Andal Ampatuan Sr., patriarch of the Ampatuan clan of Maguindanao province and suspect in the worst case of election-related violence in Philippine history, died on the night of July 17, 2015, his lawyer said.
“It saddens me to inform the public that former Maguindanao Gov. Andal Ampatuan Sr. has passed away just a few minutes ago,” lawyer Ferdinand Topacio told GMA News Online in an interview.
“Details regarding the death are sketchy at the moment,” Topacio added.
Andal Sr., who had been comatose at the National Kidney and Transplant Institute since Monday after suffering a heart attack, had been battling advanced stage liver cancer.
He was 74 years old.
Bai Mayan Sinsuat, an in-law of the Ampatuan patriarch, also confirmed the death.
Topacio said doctors at the NKTI will announce time and cause of death. He added he also cannot tell, for privacy reasons, who was with the patriarch during his last moments.
The Ampatuans allegedly orchestrated the slaughter of 58 people in their area in November 2009, in an attempt to stop a rival clan’s election challenge.
The brutal massacre, one of the world’s deadliest attacks against media workers, saw some shot in their genitals before they were buried in a hilltop grave using an excavator.
The brazenness of the murders shocked the world and reinforced perceptions of a culture of impunity in the Philippines, where the powerful believe they can commit serious crimes and escape unpunished.
The trial has moved excruciatingly slowly, with allegations of bribery, potential witnesses being killed or threatened, and delaying maneuvers by the clan’s lawyers.
Many of the victims’ widows have been left struggling, their children forced to drop out of school due to poverty.
“I wish that he was able to seek forgiveness in his death bed,” said Reynafe Momay, daughter of a photojournalist, one of 32 press workers murdered.
“He should have apologized to his victims.
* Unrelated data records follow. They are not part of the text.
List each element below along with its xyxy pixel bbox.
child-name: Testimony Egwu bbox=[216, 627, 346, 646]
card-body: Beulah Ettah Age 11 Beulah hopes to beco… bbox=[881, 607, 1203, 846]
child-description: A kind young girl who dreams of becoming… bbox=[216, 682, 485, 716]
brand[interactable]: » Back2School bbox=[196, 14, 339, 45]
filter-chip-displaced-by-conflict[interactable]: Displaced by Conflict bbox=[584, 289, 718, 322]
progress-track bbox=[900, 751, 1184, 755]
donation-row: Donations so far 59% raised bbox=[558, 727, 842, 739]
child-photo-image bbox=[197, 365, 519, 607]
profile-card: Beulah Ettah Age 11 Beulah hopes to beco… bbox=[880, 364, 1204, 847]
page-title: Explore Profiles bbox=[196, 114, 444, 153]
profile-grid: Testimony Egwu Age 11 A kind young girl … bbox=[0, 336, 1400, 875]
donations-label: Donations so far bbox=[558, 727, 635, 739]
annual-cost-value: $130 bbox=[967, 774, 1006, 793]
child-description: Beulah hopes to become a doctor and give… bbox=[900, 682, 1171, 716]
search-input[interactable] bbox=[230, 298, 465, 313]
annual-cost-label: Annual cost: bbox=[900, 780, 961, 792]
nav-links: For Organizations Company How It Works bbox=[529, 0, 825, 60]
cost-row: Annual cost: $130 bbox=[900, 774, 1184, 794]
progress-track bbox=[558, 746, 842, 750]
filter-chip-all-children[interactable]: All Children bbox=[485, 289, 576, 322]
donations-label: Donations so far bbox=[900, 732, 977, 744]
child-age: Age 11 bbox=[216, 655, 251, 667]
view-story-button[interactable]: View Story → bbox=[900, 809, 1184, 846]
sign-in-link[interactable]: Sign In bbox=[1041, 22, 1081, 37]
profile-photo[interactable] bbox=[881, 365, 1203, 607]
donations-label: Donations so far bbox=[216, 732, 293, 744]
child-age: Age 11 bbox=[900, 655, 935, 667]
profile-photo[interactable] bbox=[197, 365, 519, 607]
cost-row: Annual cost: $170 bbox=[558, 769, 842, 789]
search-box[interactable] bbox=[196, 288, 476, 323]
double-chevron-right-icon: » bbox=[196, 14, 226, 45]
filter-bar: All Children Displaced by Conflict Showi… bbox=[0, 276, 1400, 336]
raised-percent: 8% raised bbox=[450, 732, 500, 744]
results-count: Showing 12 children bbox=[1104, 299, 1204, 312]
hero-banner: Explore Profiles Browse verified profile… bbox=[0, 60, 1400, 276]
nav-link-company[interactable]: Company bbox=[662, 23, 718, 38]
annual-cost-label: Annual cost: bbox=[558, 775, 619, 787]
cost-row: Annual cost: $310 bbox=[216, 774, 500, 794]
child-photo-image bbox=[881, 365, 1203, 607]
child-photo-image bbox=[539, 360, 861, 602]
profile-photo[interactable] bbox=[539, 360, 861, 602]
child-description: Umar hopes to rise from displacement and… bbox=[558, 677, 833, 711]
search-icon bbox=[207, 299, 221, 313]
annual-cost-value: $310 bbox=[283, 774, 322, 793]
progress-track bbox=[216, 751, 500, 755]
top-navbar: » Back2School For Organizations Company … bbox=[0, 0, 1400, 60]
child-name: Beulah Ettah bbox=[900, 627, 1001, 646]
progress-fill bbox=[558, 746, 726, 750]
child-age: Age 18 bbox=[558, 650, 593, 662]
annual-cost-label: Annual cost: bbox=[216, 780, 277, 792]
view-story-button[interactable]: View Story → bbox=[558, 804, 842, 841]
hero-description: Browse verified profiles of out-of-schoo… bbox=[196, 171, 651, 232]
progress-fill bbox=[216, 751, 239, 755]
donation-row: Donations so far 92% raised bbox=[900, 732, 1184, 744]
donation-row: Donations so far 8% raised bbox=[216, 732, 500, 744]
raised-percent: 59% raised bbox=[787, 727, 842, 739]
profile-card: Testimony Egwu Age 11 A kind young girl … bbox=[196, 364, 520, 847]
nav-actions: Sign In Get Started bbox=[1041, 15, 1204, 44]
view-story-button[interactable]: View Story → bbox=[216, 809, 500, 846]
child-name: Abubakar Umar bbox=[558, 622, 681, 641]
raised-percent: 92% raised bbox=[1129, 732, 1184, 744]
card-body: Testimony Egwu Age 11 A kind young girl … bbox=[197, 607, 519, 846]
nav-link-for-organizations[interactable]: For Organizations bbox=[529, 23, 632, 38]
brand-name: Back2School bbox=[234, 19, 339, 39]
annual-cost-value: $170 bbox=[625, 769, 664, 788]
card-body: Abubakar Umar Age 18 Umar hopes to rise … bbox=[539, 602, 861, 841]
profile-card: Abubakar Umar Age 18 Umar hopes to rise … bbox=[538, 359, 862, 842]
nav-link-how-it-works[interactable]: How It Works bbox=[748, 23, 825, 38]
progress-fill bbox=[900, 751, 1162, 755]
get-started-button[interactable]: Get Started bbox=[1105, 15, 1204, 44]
I pity his family who lost him. I am not happy he died.”
Despite the death, the widows of the Maguindanao Massacre expressed their refusal to forgive Andal Sr.
“I could not forgive him because he has shown no remorse, and the fact that the case has dragged adds to our pain,” said Gloria Teodoro, whose newspaper reporter husband died in the carnage.
“When I saw news of his death today, it was mixed emotions. I was happy that he’s dead, but sad because we have not gotten justice,” the 46-year-old widow told AFP.
Gov. Esmael Mangudadatu, while expressing his condolences over his rival’s death, declared that the case against the Ampatuan will still continue.
It was reported that before he succumbed to his condition, Andal Sr. maintained his innocence over the massacre, claiming he was framed.
Andal Sr. was in politics for decades. He was vice mayor of Maganoy town (now called Shariff Aguak) before the People Power Revolution in 1986. After the revolution, he was appointed acting mayor of the town. In 1998, he ran and won as governor of Maguindanao province.
He was buried in accordance to Islamic traditions at the compound of the Ampatuan Mansion, in Shariff Aguak, Maguindanao.